Family firms to contribute £218bn a year to UK economy by 2018
16th April 2014 | News
The value of family-run businesses to the UK economy is expected to reach £180 billion in 2014, with new research indicating that figure could soar to £218 billion in four years.
A new Barclays Business report has found the number of first-generation family-run SME has reached 2.42 million – the highest figure post-recession.
The value of family SMEs, across all industries, to the UK economy is greater than that of the overall manufacturing, wholesale or retail sectors and creates 5.5 million jobs in the UK – a figure which is set to rise to six million in 2018.
Rachel McNeil, director at Barclays, said: “We believe the end of the recession is paving the way for dynamic family firms who want to run businesses they are passionate about.”

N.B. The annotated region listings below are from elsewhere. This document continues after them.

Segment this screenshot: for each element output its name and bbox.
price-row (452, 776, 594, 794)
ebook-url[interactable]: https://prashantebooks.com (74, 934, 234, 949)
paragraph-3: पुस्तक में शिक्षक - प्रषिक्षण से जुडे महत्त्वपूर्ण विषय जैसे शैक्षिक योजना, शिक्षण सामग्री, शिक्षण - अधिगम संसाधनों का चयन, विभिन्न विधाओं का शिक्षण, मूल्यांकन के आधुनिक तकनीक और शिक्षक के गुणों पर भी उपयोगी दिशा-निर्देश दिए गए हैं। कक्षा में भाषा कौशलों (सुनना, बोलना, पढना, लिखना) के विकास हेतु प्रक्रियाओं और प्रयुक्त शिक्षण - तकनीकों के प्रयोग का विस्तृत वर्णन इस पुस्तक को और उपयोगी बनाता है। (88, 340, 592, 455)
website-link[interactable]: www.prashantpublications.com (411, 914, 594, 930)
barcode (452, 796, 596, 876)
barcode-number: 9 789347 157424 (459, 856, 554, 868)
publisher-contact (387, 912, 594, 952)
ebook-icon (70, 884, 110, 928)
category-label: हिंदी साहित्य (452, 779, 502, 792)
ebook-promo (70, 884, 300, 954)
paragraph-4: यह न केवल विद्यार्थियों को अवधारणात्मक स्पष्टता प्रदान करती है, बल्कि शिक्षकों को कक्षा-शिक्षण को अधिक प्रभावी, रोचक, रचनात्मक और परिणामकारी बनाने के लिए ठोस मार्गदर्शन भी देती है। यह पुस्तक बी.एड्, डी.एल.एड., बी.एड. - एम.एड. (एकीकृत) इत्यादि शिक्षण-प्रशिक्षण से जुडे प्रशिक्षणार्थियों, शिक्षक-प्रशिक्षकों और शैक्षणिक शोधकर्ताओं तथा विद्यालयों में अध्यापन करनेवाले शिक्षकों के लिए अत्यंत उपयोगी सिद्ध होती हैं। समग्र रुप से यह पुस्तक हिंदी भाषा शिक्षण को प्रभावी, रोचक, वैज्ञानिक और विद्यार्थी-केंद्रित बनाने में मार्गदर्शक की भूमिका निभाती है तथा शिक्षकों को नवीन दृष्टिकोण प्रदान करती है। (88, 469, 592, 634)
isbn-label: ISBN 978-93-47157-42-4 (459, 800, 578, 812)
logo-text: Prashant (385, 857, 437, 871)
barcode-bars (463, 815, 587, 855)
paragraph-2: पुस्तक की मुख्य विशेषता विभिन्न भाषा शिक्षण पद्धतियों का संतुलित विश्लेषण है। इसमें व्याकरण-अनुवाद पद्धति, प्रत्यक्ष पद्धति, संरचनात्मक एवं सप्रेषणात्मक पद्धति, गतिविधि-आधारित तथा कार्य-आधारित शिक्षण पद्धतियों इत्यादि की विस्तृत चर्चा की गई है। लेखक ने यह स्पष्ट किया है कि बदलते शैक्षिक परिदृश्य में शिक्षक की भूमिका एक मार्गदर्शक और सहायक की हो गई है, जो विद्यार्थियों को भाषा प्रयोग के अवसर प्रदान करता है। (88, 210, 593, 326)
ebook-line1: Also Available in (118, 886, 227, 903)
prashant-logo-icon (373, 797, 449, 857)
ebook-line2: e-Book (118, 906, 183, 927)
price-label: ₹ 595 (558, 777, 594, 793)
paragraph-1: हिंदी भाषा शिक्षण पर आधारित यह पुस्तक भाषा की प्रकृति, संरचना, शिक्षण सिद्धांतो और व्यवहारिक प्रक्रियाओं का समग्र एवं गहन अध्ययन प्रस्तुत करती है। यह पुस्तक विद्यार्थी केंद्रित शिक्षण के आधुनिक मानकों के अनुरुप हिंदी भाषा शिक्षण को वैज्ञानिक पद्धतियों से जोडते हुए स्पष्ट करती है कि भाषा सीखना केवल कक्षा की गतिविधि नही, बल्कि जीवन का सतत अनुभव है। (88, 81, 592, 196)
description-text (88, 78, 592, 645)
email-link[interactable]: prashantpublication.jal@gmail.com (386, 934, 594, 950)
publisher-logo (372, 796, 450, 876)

However, a recent study by PricewaterhouseCoopers (PwC) found the survival of these family businesses comes under threat when they are passed down from first to second generation family members.
Their report into 200 next-generation family members, titled ‘Bridging the gap: Handing over the family business to the next generation’, found that 86 per cent of respondents wanted to do something “significant and special”, and 80 per cent have big ideas for change and growth.
However, Sian Steele, partner at PwC, said that, unlike public companies, family-run firms can have the same chairman for decades, which can prove a barrier to change for the younger generations new on the scene.
“The world has changed since the current generation took over, and the pace of change can only accelerate in response to global megatrends like demographic shifts, urbanisation, climate change and new technology,” said Steele.
“Members of the current generation often comment that their children aren’t sufficiently entrepreneurial and aren’t prepared to put in the long hours they did to build the business; while down the hall their children are wishing their parents would embrace the possibilities of new technology, and be more receptive to new ideas.”